Avec les actionnaires fondateurs, il vaut mieux en parler avant. Et avec les futurs actionnaires, au moment de l’instruction du dossier, quand toutes les questions juridiques arrivent. « Dès ce moment-là, il faut savoir ce qu’on veut. Mais, à mon sens, il ne faut pas penser cette négociation comme un rapport de force ou un jeu de go », précise l’entrepreneuse. Dans ces discussion, il faut être clair et transparent sur ce qui est négociable ou pas, et écouter les demandes de ses interlocuteurs.
Marion Berthaut voulait, par exemple, instaurer
un conseil d’orientation stratégique
dans lequel chaque membre avait une voix. « Un de mes investisseurs a demandé que si une proposition était mise sur la table et que deux membres la refusaient, elle soit annulée.
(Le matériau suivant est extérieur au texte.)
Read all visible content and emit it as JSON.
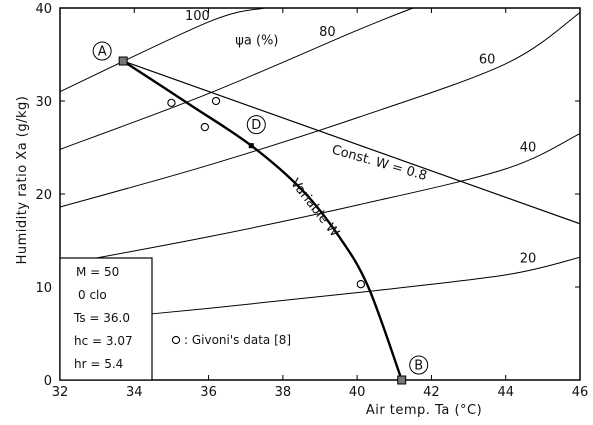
{
  "chart_data": {
    "type": "line",
    "title": "",
    "xlabel": "Air temp. Ta (°C)",
    "ylabel": "Humidity ratio Xa (g/kg)",
    "xlim": [
      32,
      46
    ],
    "ylim": [
      0,
      40
    ],
    "xticks": [
      "32",
      "34",
      "36",
      "38",
      "40",
      "42",
      "44",
      "46"
    ],
    "yticks": [
      "0",
      "10",
      "20",
      "30",
      "40"
    ],
    "grid": false,
    "rh_curves": [
      {
        "label": "100",
        "points": [
          [
            32,
            31.0
          ],
          [
            36,
            38.5
          ],
          [
            37.5,
            40.0
          ]
        ]
      },
      {
        "label": "80",
        "points": [
          [
            32,
            24.8
          ],
          [
            36,
            30.8
          ],
          [
            40,
            37.6
          ],
          [
            41.5,
            40.0
          ]
        ]
      },
      {
        "label": "60",
        "points": [
          [
            32,
            18.6
          ],
          [
            36,
            23.1
          ],
          [
            40,
            28.2
          ],
          [
            44,
            34.0
          ],
          [
            46,
            39.5
          ]
        ]
      },
      {
        "label": "40",
        "points": [
          [
            32,
            12.4
          ],
          [
            36,
            15.4
          ],
          [
            40,
            18.8
          ],
          [
            44,
            22.7
          ],
          [
            46,
            26.5
          ]
        ]
      },
      {
        "label": "20",
        "points": [
          [
            32,
            6.2
          ],
          [
            36,
            7.7
          ],
          [
            40,
            9.4
          ],
          [
            44,
            11.3
          ],
          [
            46,
            13.2
          ]
        ]
      }
    ],
    "rh_title": "ψa (%)",
    "series": [
      {
        "name": "Const. W = 0.8",
        "points": [
          [
            33.7,
            34.3
          ],
          [
            46,
            16.8
          ]
        ]
      },
      {
        "name": "Variable W",
        "points": [
          [
            33.7,
            34.3
          ],
          [
            35.5,
            29.6
          ],
          [
            37.15,
            25.2
          ],
          [
            38.5,
            20.5
          ],
          [
            39.5,
            15.5
          ],
          [
            40.3,
            10.0
          ],
          [
            41.2,
            0.0
          ]
        ]
      }
    ],
    "marked_points": [
      {
        "label": "A",
        "x": 33.7,
        "y": 34.3
      },
      {
        "label": "D",
        "x": 37.15,
        "y": 25.2
      },
      {
        "label": "B",
        "x": 41.2,
        "y": 0.0
      }
    ],
    "givoni_points": [
      {
        "x": 35.0,
        "y": 29.8
      },
      {
        "x": 36.2,
        "y": 30.0
      },
      {
        "x": 35.9,
        "y": 27.2
      },
      {
        "x": 40.1,
        "y": 10.3
      }
    ],
    "legend": {
      "lines": [
        "M = 50",
        "0 clo",
        "Ts = 36.0",
        "hc = 3.07",
        "hr = 5.4"
      ],
      "givoni": ": Givoni's data [8]"
    }
  }
}
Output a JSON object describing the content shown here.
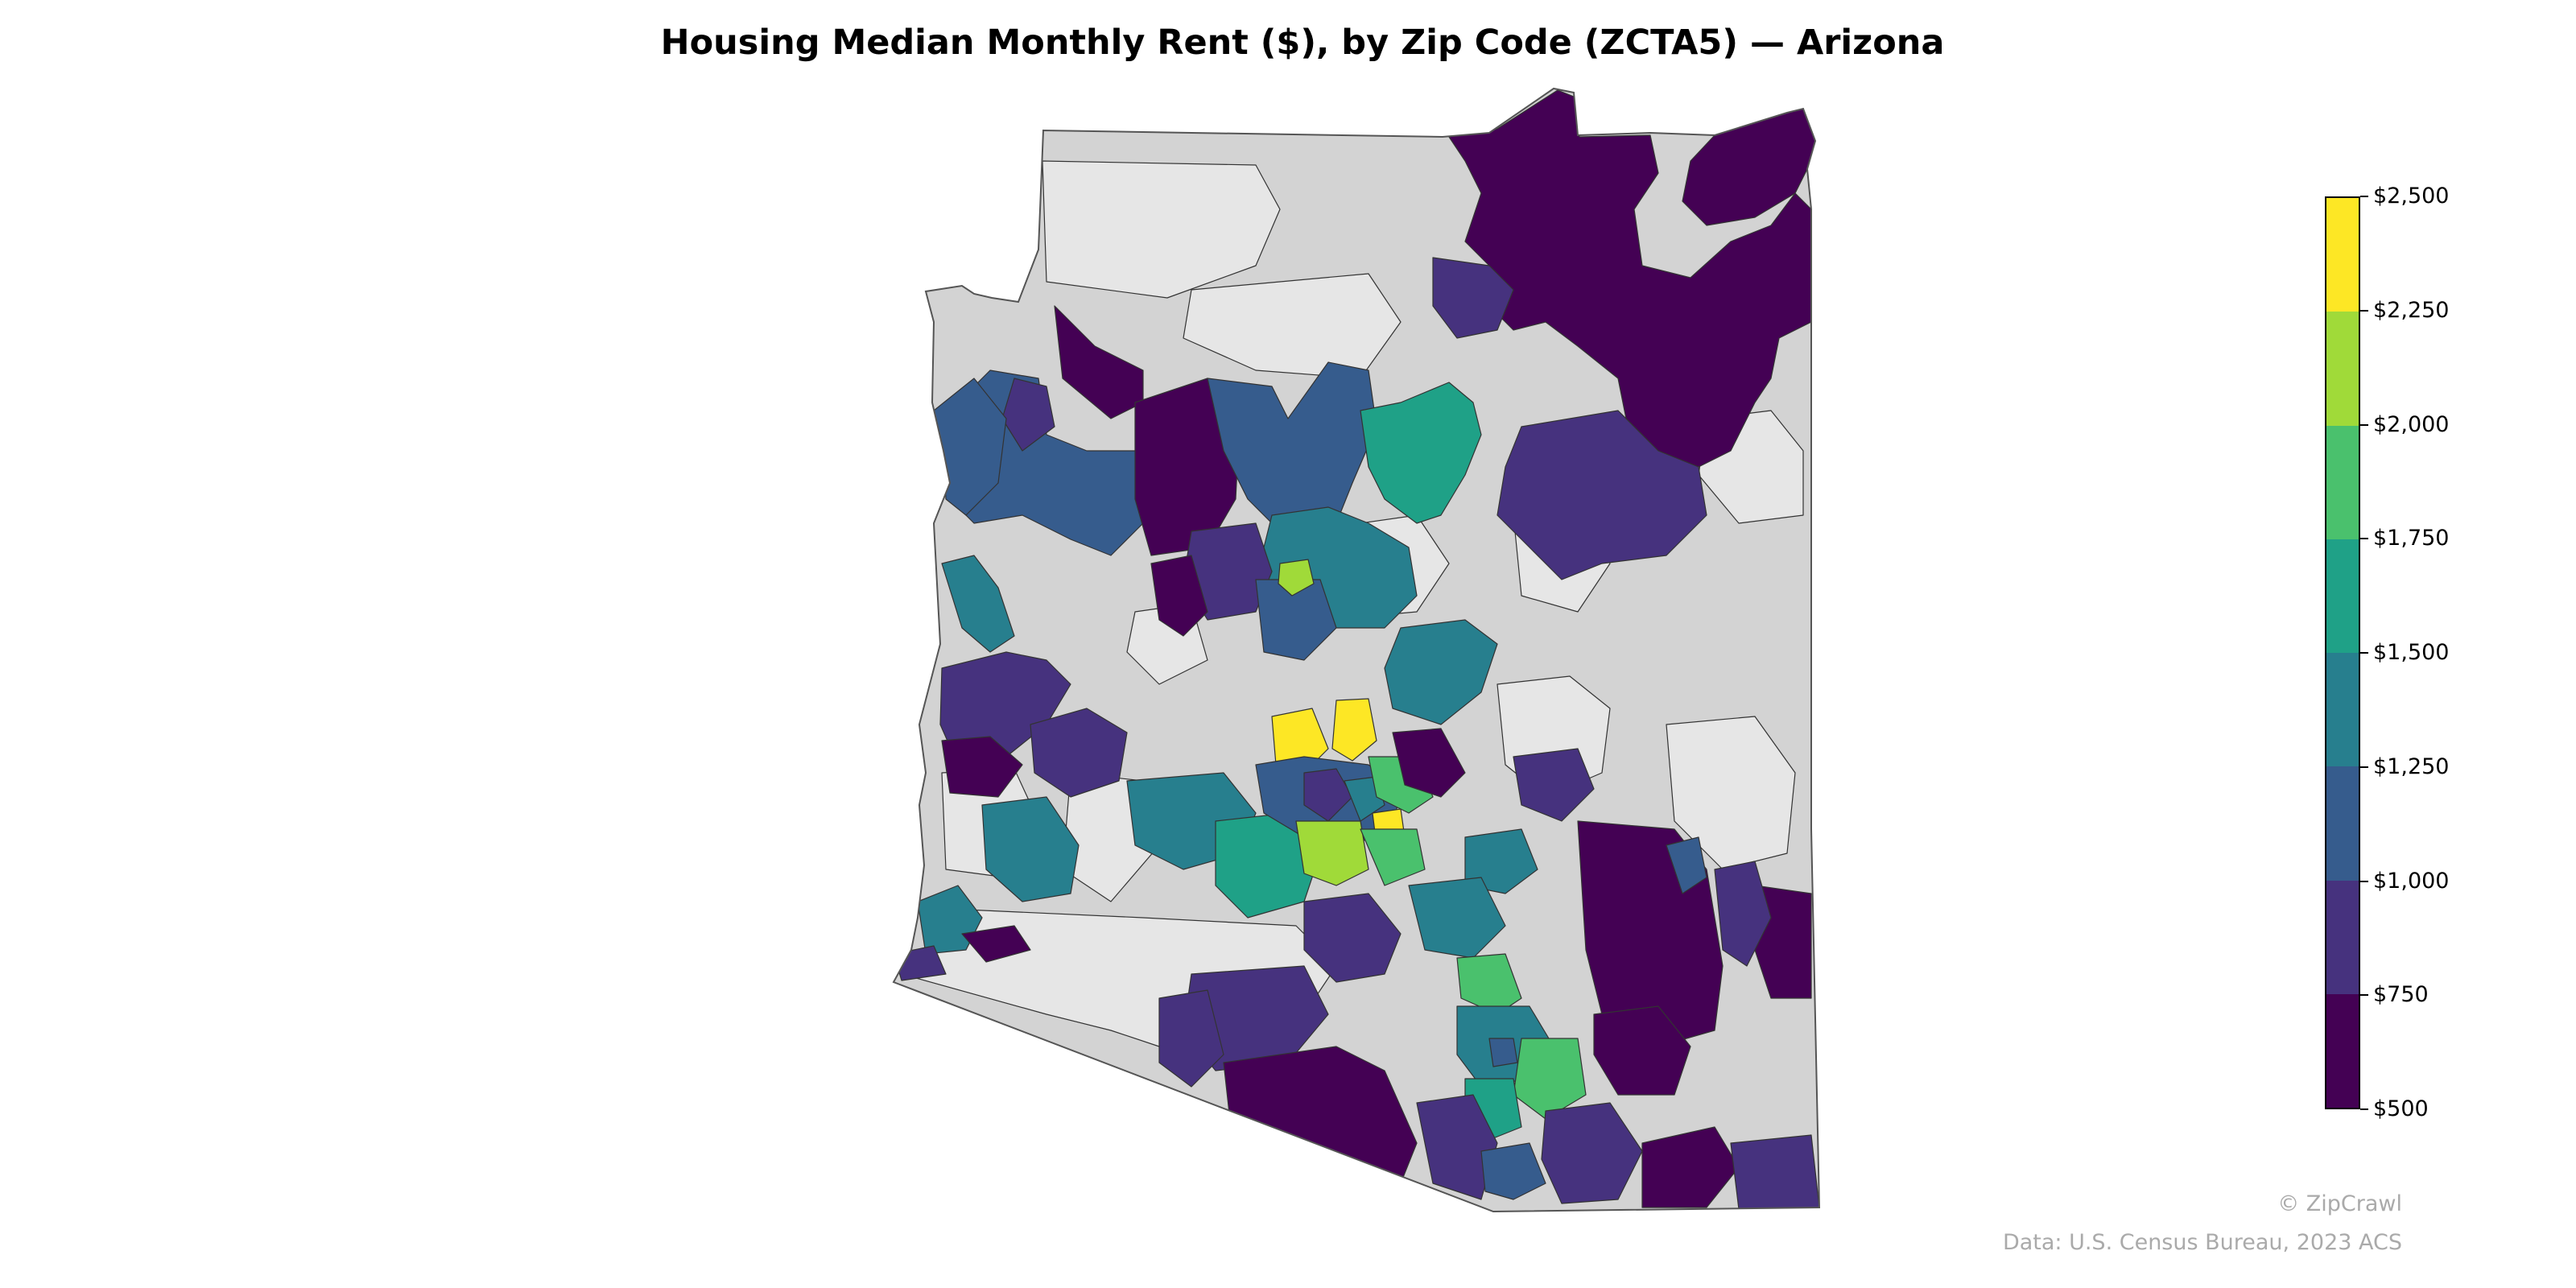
{
  "title": "Housing Median Monthly Rent ($), by Zip Code (ZCTA5) — Arizona",
  "legend": {
    "type": "stepped colorbar",
    "min": 500,
    "max": 2500,
    "step": 250,
    "tick_labels": [
      "$500",
      "$750",
      "$1,000",
      "$1,250",
      "$1,500",
      "$1,750",
      "$2,000",
      "$2,250",
      "$2,500"
    ],
    "band_colors": [
      "#440154",
      "#46327e",
      "#365c8d",
      "#277f8e",
      "#1fa187",
      "#4ac16d",
      "#a0da39",
      "#fde725"
    ],
    "no_data_colors": [
      "#d3d3d3",
      "#e6e6e6"
    ]
  },
  "colors": {
    "state_border": "#555555",
    "region_border": "#333333",
    "credit_text": "#aaaaaa"
  },
  "credits": {
    "brand": "© ZipCrawl",
    "source": "Data: U.S. Census Bureau, 2023 ACS"
  }
}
J’étais contre ! J’ai pris ça pour un droit de véto. Mais ils m’ont ensuite expliqué que ça n’était pas pour empêcher l’entreprise d’avancer, mais plutôt pour forcer la discussion s’il y avait des désaccords. Cette discussion ouverte m’a permis de mieux comprendre cette demande, et finalement de la trouver plaisante. Si chacun avait caché ses cartes, on aurait probablement mis fin à la discussion » , conclut la cofondatrice de Mobidys.